Par Gabrielle Beaudry

Un certain proverbe chinois veut que les affaires de l’État soient faciles à trancher et que les affaires de famille soient, quant à elle, difficiles à tirer au clair. Christian Bégin donne parfaitement raison à ce dernier dans sa pièce Pourquoi tu pleures…?. Si un flou important plane sur ce que les membres de la famille Bérubé tentent de garder secret, une seule chose est claire : personne ne souhaite déterrer ce qui pourrait ultimement les détruire. 

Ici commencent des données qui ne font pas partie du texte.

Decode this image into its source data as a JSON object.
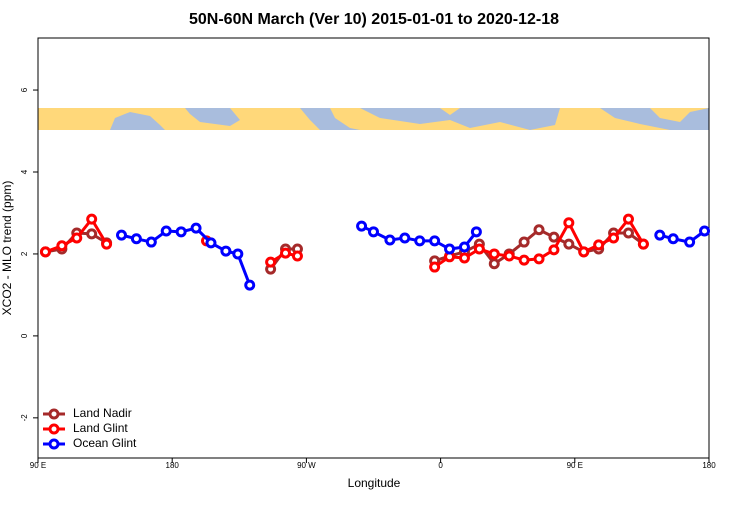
{
  "chart_data": {
    "type": "line",
    "title": "50N-60N March (Ver 10)   2015-01-01 to 2020-12-18",
    "x_label": "Longitude",
    "y_label": "XCO2 - MLO trend (ppm)",
    "xlim": [
      90,
      540
    ],
    "ylim": [
      -2.98,
      7.27
    ],
    "xticks": [
      {
        "value": 90,
        "label": "90 E"
      },
      180,
      {
        "value": 270,
        "label": "90 W"
      },
      {
        "value": 360,
        "label": "0"
      },
      {
        "value": 450,
        "label": "90 E"
      },
      {
        "value": 540,
        "label": "180"
      }
    ],
    "yticks": [
      -2,
      0,
      2,
      4,
      6
    ],
    "legend": "bottom-left",
    "series": [
      {
        "name": "Land Nadir",
        "color": "#a52a2a",
        "x": [
          95,
          106,
          116,
          126,
          136,
          200,
          246,
          256,
          264,
          310,
          356,
          366,
          376,
          386,
          396,
          406,
          416,
          426,
          436,
          446,
          456,
          466,
          476,
          486,
          496
        ],
        "values": [
          2.05,
          2.12,
          2.51,
          2.49,
          2.27,
          null,
          1.63,
          2.12,
          2.12,
          null,
          1.83,
          1.95,
          2.05,
          2.24,
          1.76,
          2.0,
          2.29,
          2.59,
          2.41,
          2.24,
          2.05,
          2.12,
          2.51,
          2.51,
          2.24
        ]
      },
      {
        "name": "Land Glint",
        "color": "#ff0000",
        "x": [
          95,
          106,
          116,
          126,
          136,
          170,
          203,
          225,
          246,
          256,
          264,
          310,
          356,
          366,
          376,
          386,
          396,
          406,
          416,
          426,
          436,
          446,
          456,
          466,
          476,
          486,
          496
        ],
        "values": [
          2.05,
          2.2,
          2.39,
          2.85,
          2.24,
          null,
          2.32,
          null,
          1.8,
          2.02,
          1.95,
          null,
          1.68,
          1.93,
          1.9,
          2.12,
          2.0,
          1.95,
          1.85,
          1.88,
          2.1,
          2.76,
          2.05,
          2.22,
          2.39,
          2.85,
          2.24
        ]
      },
      {
        "name": "Ocean Glint",
        "color": "#0000ff",
        "x": [
          146,
          156,
          166,
          176,
          186,
          196,
          206,
          216,
          224,
          232,
          270,
          307,
          315,
          326,
          336,
          346,
          356,
          366,
          376,
          384,
          450,
          507,
          516,
          527,
          537
        ],
        "values": [
          2.46,
          2.37,
          2.29,
          2.56,
          2.54,
          2.63,
          2.27,
          2.07,
          2.0,
          1.24,
          null,
          2.68,
          2.54,
          2.34,
          2.39,
          2.32,
          2.32,
          2.12,
          2.17,
          2.54,
          null,
          2.46,
          2.37,
          2.29,
          2.56
        ]
      }
    ]
  }
}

Christian Bégin est non seulement connu des Québécois pour ses talents d’acteur et de dramaturge, mais également pour sa passion de la bonne bouffe (et du bon vin) qu’il partage quotidiennement à son émission éponyme Curieux Bégin à Télé-Québec. Certes jovial et bon vivant avec une spatule dans les mains, le Bégin qui signe cette pièce fait ressortir une facette plus sombre de sa personne. Pourquoi tu pleures…?, c’est avant tout une critique virulente (ou un constat, selon votre point de vue) du « je-m’en-foutisme » omniprésent dans les plus hautes sphères de notre société. Ce même phénomène s’observe chez les membres de la famille Bérubé : tout le monde sait ce qui s’est réellement passé, mais personne ne le dit de vive voix, de peur de salir son apparence.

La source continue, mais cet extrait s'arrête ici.